My favorite? One that no one else has appeared to come up with - Buffy's long absent father. Who is a lot like Riley in Buffy's life - in that he disappears from it and is not killed. He just leaves her. And much like Riley, we don't know much about him.
Actually we know less about her father than anyone else. But...I don't think Whedon has thought of this either and I'd be really surprised if Twilight turned out to be her father. It would be fun for all sorts of reasons, but I'm not sure it has occurred to the writer to do it.
My hunch? He's either someone lame like Caleb, Graham, Tucker, or someone we have never seen. If he's someone we haven't seen - that would mean the rumored reveal has got to be something else. Regardless of what it is, I hope it's not lame or worse non-existent - because there is nothing worse than disappointed comics fans, okay, wait, there is...disappointed tv fans. ;-)
Re: Ohhh fun - Guessing Who Twilight is
Date: 2008-02-13 05:38 pm (UTC)We shall see. One last bit-- I took a guess that the "shocking event" that's supposed to sell a lot of issues was that Dawn gets turned back into raw Key energy again, instead of just being made normal-sized.
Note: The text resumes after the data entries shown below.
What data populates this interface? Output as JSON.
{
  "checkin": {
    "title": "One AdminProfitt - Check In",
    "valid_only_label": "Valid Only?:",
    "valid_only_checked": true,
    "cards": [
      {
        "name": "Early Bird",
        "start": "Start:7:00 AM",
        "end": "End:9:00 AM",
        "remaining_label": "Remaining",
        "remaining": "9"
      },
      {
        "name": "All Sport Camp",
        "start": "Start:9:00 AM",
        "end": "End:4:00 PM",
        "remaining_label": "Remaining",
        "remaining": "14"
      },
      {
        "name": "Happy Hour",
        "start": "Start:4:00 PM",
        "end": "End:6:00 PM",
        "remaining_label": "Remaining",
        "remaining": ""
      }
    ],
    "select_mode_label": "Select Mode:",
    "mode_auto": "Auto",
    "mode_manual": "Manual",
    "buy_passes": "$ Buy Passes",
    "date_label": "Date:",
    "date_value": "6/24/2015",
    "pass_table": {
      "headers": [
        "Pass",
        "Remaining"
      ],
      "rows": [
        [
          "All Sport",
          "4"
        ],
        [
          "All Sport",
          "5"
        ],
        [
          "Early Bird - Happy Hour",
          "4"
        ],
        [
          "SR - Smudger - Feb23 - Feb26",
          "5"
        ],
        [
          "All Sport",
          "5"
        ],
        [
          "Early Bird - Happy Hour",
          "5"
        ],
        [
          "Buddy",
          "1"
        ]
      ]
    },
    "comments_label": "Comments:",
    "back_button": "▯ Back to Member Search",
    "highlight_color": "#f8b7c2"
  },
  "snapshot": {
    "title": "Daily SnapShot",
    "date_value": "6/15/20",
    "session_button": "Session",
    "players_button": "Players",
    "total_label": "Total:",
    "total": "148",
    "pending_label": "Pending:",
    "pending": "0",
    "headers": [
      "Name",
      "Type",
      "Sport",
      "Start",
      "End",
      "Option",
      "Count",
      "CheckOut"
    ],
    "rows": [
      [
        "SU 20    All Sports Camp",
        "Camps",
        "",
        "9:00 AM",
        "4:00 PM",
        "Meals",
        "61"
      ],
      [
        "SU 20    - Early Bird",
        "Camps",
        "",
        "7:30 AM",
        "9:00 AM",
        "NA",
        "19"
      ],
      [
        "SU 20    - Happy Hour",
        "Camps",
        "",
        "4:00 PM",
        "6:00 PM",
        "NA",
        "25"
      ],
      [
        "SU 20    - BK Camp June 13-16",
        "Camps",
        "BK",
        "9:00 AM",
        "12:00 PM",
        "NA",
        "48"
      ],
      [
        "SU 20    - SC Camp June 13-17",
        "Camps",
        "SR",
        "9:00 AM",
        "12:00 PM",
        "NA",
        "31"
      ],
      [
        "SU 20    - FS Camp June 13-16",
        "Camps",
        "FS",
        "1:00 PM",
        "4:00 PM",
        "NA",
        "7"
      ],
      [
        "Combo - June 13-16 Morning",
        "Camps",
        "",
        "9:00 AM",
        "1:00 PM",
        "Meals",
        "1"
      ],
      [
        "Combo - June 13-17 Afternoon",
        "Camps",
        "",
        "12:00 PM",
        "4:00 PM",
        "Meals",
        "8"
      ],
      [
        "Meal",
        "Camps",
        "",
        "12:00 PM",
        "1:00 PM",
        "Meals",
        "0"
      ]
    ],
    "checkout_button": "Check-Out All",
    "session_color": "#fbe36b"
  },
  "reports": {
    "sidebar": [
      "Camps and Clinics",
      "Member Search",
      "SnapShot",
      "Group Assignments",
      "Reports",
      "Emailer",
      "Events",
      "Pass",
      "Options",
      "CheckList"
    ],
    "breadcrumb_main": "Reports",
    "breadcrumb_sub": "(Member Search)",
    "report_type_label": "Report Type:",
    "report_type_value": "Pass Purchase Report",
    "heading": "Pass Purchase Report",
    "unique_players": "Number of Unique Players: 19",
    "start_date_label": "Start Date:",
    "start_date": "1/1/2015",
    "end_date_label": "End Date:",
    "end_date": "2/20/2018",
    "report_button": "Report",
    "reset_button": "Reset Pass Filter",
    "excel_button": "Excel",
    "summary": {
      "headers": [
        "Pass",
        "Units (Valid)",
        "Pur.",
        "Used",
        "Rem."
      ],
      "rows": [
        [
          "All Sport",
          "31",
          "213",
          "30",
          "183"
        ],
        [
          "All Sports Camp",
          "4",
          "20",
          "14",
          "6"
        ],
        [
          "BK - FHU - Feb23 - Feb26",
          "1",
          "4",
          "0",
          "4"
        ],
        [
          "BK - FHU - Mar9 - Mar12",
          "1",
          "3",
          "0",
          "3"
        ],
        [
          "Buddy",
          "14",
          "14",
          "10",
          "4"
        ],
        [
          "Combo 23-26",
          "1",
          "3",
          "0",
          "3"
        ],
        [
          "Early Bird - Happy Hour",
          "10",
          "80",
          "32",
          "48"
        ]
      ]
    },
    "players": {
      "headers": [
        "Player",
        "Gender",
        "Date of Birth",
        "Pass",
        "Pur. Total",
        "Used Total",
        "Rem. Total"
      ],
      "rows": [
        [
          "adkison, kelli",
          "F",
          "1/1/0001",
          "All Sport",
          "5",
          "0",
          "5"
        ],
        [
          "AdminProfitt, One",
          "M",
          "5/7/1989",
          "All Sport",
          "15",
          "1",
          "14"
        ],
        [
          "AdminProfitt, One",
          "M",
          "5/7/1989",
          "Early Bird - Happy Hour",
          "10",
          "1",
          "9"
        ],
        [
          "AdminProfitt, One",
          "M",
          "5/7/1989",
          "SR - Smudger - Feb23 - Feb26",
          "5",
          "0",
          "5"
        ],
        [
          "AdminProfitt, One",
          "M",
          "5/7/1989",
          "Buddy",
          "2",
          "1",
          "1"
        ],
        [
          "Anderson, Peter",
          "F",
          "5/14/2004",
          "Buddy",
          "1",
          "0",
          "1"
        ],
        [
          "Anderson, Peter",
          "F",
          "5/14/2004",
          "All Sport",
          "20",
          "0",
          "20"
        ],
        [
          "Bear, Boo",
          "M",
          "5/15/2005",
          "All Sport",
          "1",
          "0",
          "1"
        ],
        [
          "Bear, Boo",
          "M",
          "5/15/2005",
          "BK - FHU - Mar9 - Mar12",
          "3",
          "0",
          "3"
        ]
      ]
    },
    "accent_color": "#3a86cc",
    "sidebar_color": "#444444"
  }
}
There have been clues all along in this direction, but of course they could just be misdirects.
Feels good to be thinking too much again!
Re: Ohhh fun - Guessing Who Twilight is
Date: 2008-02-14 12:17 am (UTC)I have no idea why people are so opposed to the concept of Riley as Twilight. I actually think that one is sort of cool. Is it the speech? Or do people just perceive the character (Riley or Twilight for that matter) as bit more one-dimensional than I do? Shrug.
Nevertheless, I doubt Whedon will do it.
Oh I didn't mean the dead Initiative guy, I meant the one who Riley goes off with in Season Five. I thought his name was Grahem?
The other guy was blown up - so he'd have to be a ghost or avatar.
I don't think they'll do the First again - problematic villian, also this guy can touch things and is pro-order as opposed to pro-chaos like the First, and anti-demon/anti-magic as opposed to the First. From the last issue - we know that Twilight has the same overall purpose as Buffy to get rid of demons, just that Twilight sees Buffy as part of the problem.
You may well be right - the reveal could be something else. I know Drew's arc is supposed to be about Dawn. But, I can't see them turning her back into the key. I wouldn't mind seeing them do that - but I can't see it happening. Goes against the overall thematic structure of the story...about power and female and sisterhood.
Re: Ohhh fun - Guessing Who Twilight is
Date: 2008-02-15 05:55 am (UTC)I suppose the major reveal that points in the "key" direction to me was that scene in the previous issue with the time-shifting demon, where Buffy is beaten rather badly and is crying, while behind her is this broken egg-like object. I'd view the egg thing as a "death of a child" metaphor, and might even posit it as an bit of an homage to "Smile Time".
Not saying what issue this would happen in, though, if it happens at all. Whedon's a master at timing these shocking plot developments.